Al fine di rafforzare la stabilità del nostro sistema politico, il disegno di legge prevede, quindi, la formazione di un governo di legislatura, sicché se il premier si dimettesse, il Quirinale potrebbe incaricare un parlamentare a lui collegato, così da impedire i cosiddetti “ribaltoni” o la costituzione di governi “tecnici” o “del presidente della Repubblica”, in cui il presidente del Consiglio, insomma, non sia espressione della volontà popolare, bensì il risultato delle odiatissime, dal centrodestra, “manovre di palazzo”. E in effetti, dal 2011 al 2022 a Palazzo Chigi si sono succeduti sette governi con sei presidenti (Mario Monti, Enrico Letta, Matteo Renzi, Paolo Gentiloni, Giuseppe Conte e Mario Draghi), nessuno dei quali era stato indicato direttamente da elezioni politiche: “Inquilini, provvisori abitanti del potere”, come, con formula felice, li ha definiti Lucia Annunziata nel suo volume «L’inquilino. Da Monti a Meloni: indagine sulla crisi del sistema politico» (Feltrinelli, Milano 2022).

Tuttavia, vale osservare come non sia certo la prima volta che il centrodestra tenti la strada della riforma della Costituzione.

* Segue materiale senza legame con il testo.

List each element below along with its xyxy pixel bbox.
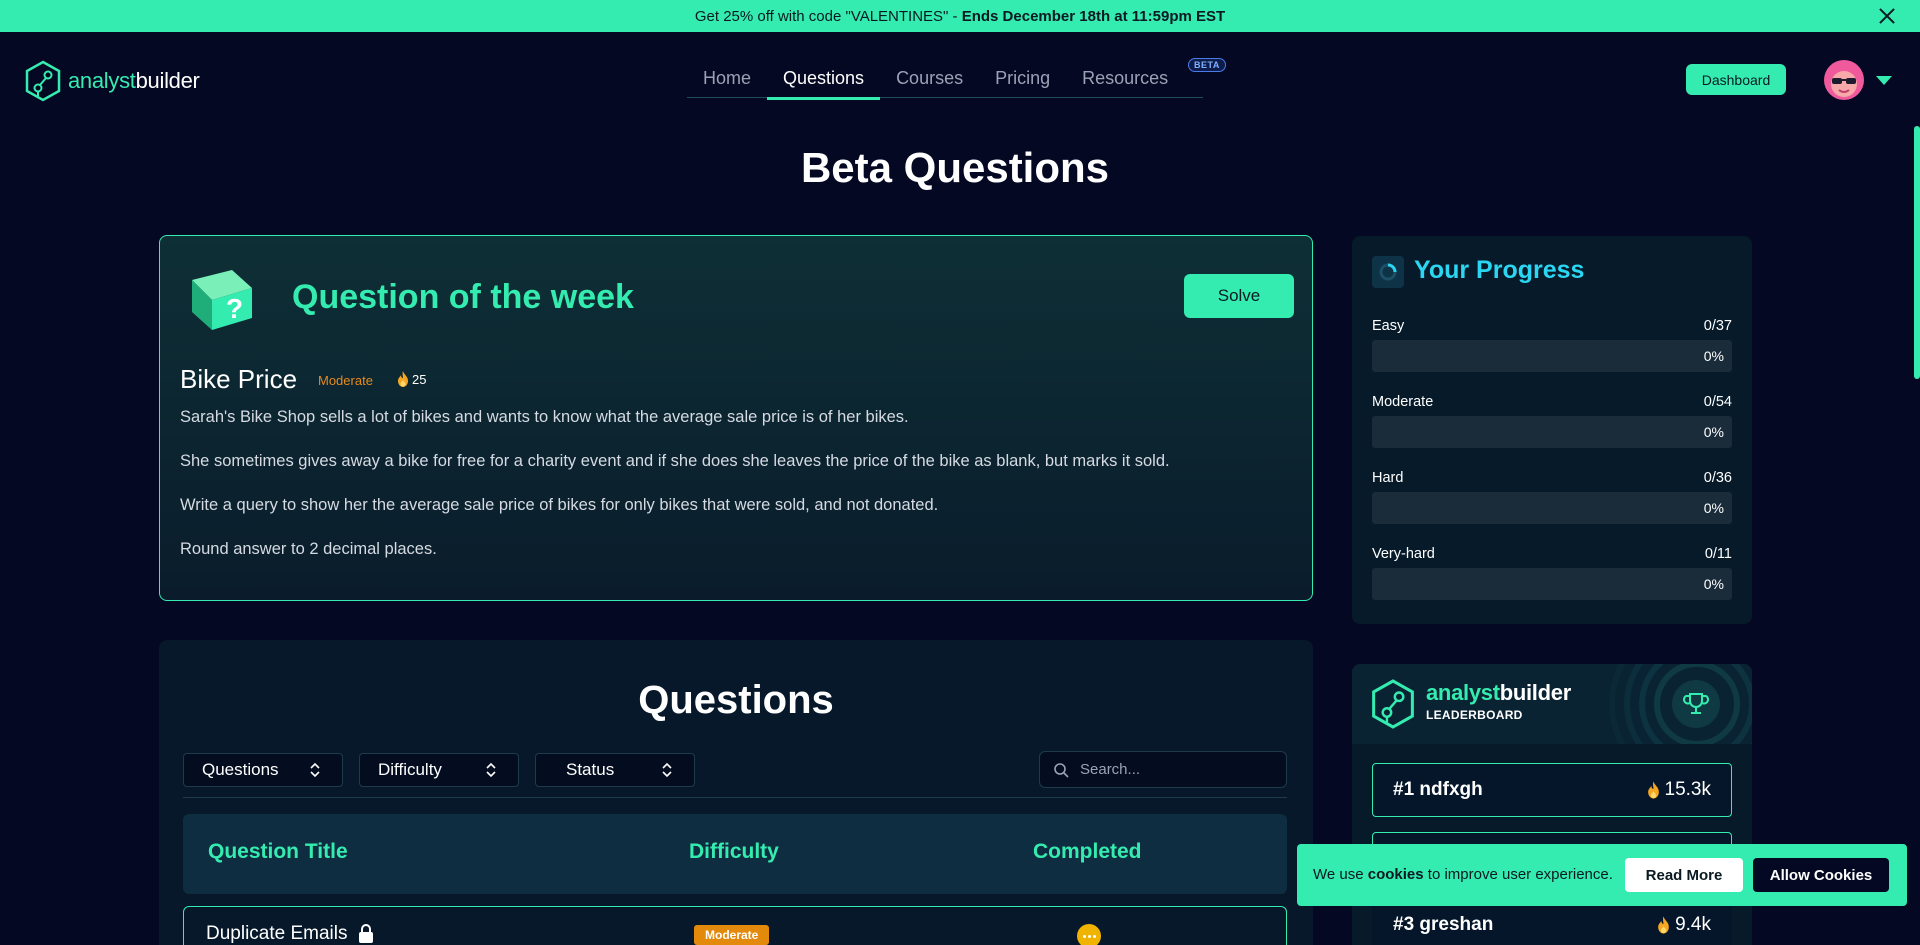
avatar-face-icon <box>1831 71 1857 97</box>
progress-bar: 0% <box>1372 568 1732 600</box>
question-paragraph: Write a query to show her the average sa… <box>180 496 939 514</box>
filter-label: Questions <box>202 760 279 779</box>
close-icon[interactable] <box>1876 5 1898 27</box>
leaderboard-logo-icon <box>1372 679 1414 729</box>
chevron-down-icon[interactable] <box>1876 76 1892 85</box>
search-icon <box>1054 763 1069 778</box>
column-header-difficulty: Difficulty <box>689 840 779 863</box>
progress-percent: 0% <box>1703 500 1724 516</box>
qotw-heading: Question of the week <box>292 278 634 316</box>
leaderboard-subtitle: LEADERBOARD <box>1426 708 1523 722</box>
difficulty-badge: Moderate <box>694 925 770 945</box>
leaderboard-row[interactable]: #1 ndfxgh 15.3k <box>1372 763 1732 817</box>
progress-bar: 0% <box>1372 416 1732 448</box>
question-name: Bike Price <box>180 364 298 394</box>
leaderboard-score: 9.4k <box>1656 914 1711 936</box>
progress-label: Easy <box>1372 318 1405 334</box>
leaderboard-score: 15.3k <box>1646 779 1711 801</box>
column-header-completed: Completed <box>1033 840 1142 863</box>
search-input[interactable]: Search... <box>1039 751 1287 788</box>
page-title: Beta Questions <box>800 144 1110 191</box>
difficulty-filter[interactable]: Difficulty <box>359 753 519 787</box>
progress-ring-icon <box>1372 256 1404 288</box>
logo-icon <box>25 60 61 102</box>
leaderboard-brand: analystbuilder <box>1426 680 1571 705</box>
progress-count: 0/54 <box>1703 394 1732 410</box>
table-header: Question Title Difficulty Completed <box>183 814 1287 894</box>
fire-icon <box>398 371 408 387</box>
cookie-text: We use cookies to improve user experienc… <box>1313 866 1613 883</box>
main-nav: Home Questions Courses Pricing Resources <box>687 64 1203 100</box>
promo-text: Get 25% off with code "VALENTINES" - End… <box>694 7 1226 25</box>
cookie-banner: We use cookies to improve user experienc… <box>1297 844 1907 906</box>
points: 25 <box>396 371 426 387</box>
progress-label: Very-hard <box>1372 546 1435 562</box>
points-value: 25 <box>412 371 427 387</box>
question-cube-icon: ? <box>192 270 252 330</box>
nav-home[interactable]: Home <box>687 64 767 98</box>
difficulty-label: Moderate <box>318 373 373 388</box>
progress-label: Moderate <box>1372 394 1434 410</box>
logo[interactable]: analystbuilder <box>24 60 200 102</box>
svg-text:?: ? <box>226 293 243 324</box>
lock-icon <box>358 924 373 943</box>
question-paragraph: Sarah's Bike Shop sells a lot of bikes a… <box>180 408 909 426</box>
progress-count: 0/37 <box>1703 318 1732 334</box>
dashboard-button[interactable]: Dashboard <box>1686 64 1786 95</box>
promo-banner: Get 25% off with code "VALENTINES" - End… <box>0 0 1920 32</box>
chevron-up-down-icon <box>310 762 320 778</box>
beta-badge: BETA <box>1188 58 1226 72</box>
progress-bar: 0% <box>1372 492 1732 524</box>
leaderboard-rank: #3 greshan <box>1393 914 1494 935</box>
nav-questions[interactable]: Questions <box>767 64 881 100</box>
progress-bar: 0% <box>1372 340 1732 372</box>
questions-filter[interactable]: Questions <box>183 753 343 787</box>
progress-percent: 0% <box>1703 348 1724 364</box>
ellipsis-icon <box>1077 924 1101 945</box>
divider <box>183 797 1287 798</box>
read-more-button[interactable]: Read More <box>1625 858 1743 892</box>
trophy-icon <box>1672 680 1720 728</box>
progress-card: Your Progress Easy 0/37 0% Moderate 0/54… <box>1352 236 1752 624</box>
column-header-title: Question Title <box>208 840 348 863</box>
fire-icon <box>1658 916 1669 934</box>
nav-pricing[interactable]: Pricing <box>979 64 1066 98</box>
scrollbar[interactable] <box>1914 126 1920 379</box>
progress-label: Hard <box>1372 470 1404 486</box>
status-filter[interactable]: Status <box>535 753 695 787</box>
progress-count: 0/11 <box>1704 546 1732 562</box>
question-of-the-week-card: ? Question of the week Solve Bike Price … <box>159 235 1313 601</box>
leaderboard-header: analystbuilder LEADERBOARD <box>1352 664 1752 744</box>
progress-percent: 0% <box>1703 424 1724 440</box>
question-paragraph: Round answer to 2 decimal places. <box>180 540 437 558</box>
question-title: Duplicate Emails <box>206 923 348 944</box>
allow-cookies-button[interactable]: Allow Cookies <box>1753 858 1889 892</box>
progress-title: Your Progress <box>1414 256 1585 284</box>
progress-percent: 0% <box>1703 576 1724 592</box>
nav-resources[interactable]: Resources <box>1066 64 1184 98</box>
questions-panel: Questions Questions Difficulty Status Se… <box>159 640 1313 945</box>
questions-title: Questions <box>638 678 834 722</box>
progress-count: 0/36 <box>1703 470 1732 486</box>
table-row[interactable]: Duplicate Emails Moderate <box>183 906 1287 945</box>
question-paragraph: She sometimes gives away a bike for free… <box>180 452 1170 470</box>
row-title: Duplicate Emails <box>206 923 374 945</box>
avatar[interactable] <box>1824 60 1864 100</box>
chevron-up-down-icon <box>662 762 672 778</box>
filter-label: Status <box>566 760 615 779</box>
nav-courses[interactable]: Courses <box>880 64 979 98</box>
leaderboard-rank: #1 ndfxgh <box>1393 779 1483 800</box>
fire-icon <box>1647 781 1659 799</box>
question-description: Sarah's Bike Shop sells a lot of bikes a… <box>180 406 1290 582</box>
search-placeholder: Search... <box>1080 761 1141 778</box>
chevron-up-down-icon <box>486 762 496 778</box>
solve-button[interactable]: Solve <box>1184 274 1294 318</box>
logo-text: analystbuilder <box>68 68 200 93</box>
filter-label: Difficulty <box>378 760 442 779</box>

Non va dimenticato, infatti, che durante il terzo governo Berlusconi (23 aprile 2005 -17 maggio 2006) venne approntato un complesso disegno di legge: Modifiche alla Parte II della Costituzione (pubblicato sulla Gazzetta Ufficiale del 18 novembre 2005), approvato con i soli voti del centrodestra, che esplicitava uno dei temi più sentiti da Berlusconi, ovvero la necessità che al governo, e in particolare al presidente del Consiglio dei ministri, fossero attribuiti maggiori poteri. Per il vero, il desiderio berlusconiano di individuare le condizioni normative che potessero garantire al governo eletto dai cittadini di restare in carica per l’intera legislatura, riprendeva la silohuette di una riflessione, che aveva animato, ad opera del “Gruppo di Milano”, la cultura politica italiana degli anni Ottanta. Tra le proposte più importanti avanzate da quel pool di professori, coordinati da Gianfranco Miglio, vi era la fine del bicameralismo perfetto con l’istituzione di un Senato delle Regioni, oltre che, appunto, il governo di legislatura. Invero, il Cavaliere sognò sempre di guidare un esecutivo che potesse scavalcare agevolmente freni e dispositivi istituzionali previsti dalla nostra attuale Carta. A testimoniare la sua (scarsa) sensibilità nei confronti dell’architettura delle nostre istituzioni, basta richiamare il discorso tenuto il 10 aprile 2010 al Forum di Confindustria svoltosi a Parma, in occasione della celebrazione del centenario dell’Associazione, in cui per ben tre volte ribadì il fatto che “L’esecutivo non ha nella nostra costituzione nessun potere”. Leit motiv della retorica di Berlusconi, la critica alla debolezza dell’esecutivo e, conseguentemente, la necessità di procedere al suo rafforzamento, per il vero, era già stato tema centrale nel suo discorso tenuto alla Camera dei Deputati il 2 agosto 1995: “Nella mia esperienza di governo ho potuto direttamente constatare […] la grave mancanza di efficaci strumenti a disposizione dell’esecutivo” (discorso riportato, con il titolo “Dobbiamo decidere per un grande cambiamento, per una grande riforma”, in «Discorsi per la democrazia. Gli interventi parlamentari di Silvio Berlusconi», Mondadori, Milano 2001).

Come è noto, il progetto di riforma costituzionale presentato dal centrodestra nel 2005, che impattava su ben 53 articoli, venne bocciato dal referendum confermativo del giugno 2006.

Al contrario, l’attuale disegno di legge (di soli 5 articoli) ubbidisce invece, come recita il comunicato stampa rilasciato da Palazzo Chigi, “a un criterio minimale di modifica della Costituzione vigente, in modo [...] da preservare al massimo grado le prerogative del Presidente della Repubblica, figura chiave dell’unità nazionale”. In effetti, questo progetto appare ben lontano dal presidenzialismo a suo tempo sbandierato dalla Meloni, mentre al Capo dello Stato vengono tolte solo due prerogative: la nomina del presidente del Consiglio e quella dei senatori a vita “per altissimi meriti”. Tuttavia, credo resti lecito chiedersi se al progetto avanzato dall’attuale esecutivo non possa toccare la stessa sorte a cui andò incontro quello del 2005, visto che potrà contare, allo stato attuale dei fatti, solo sul sostegno della maggioranza e forse di Matteo Renzi e della sua Italia Viva.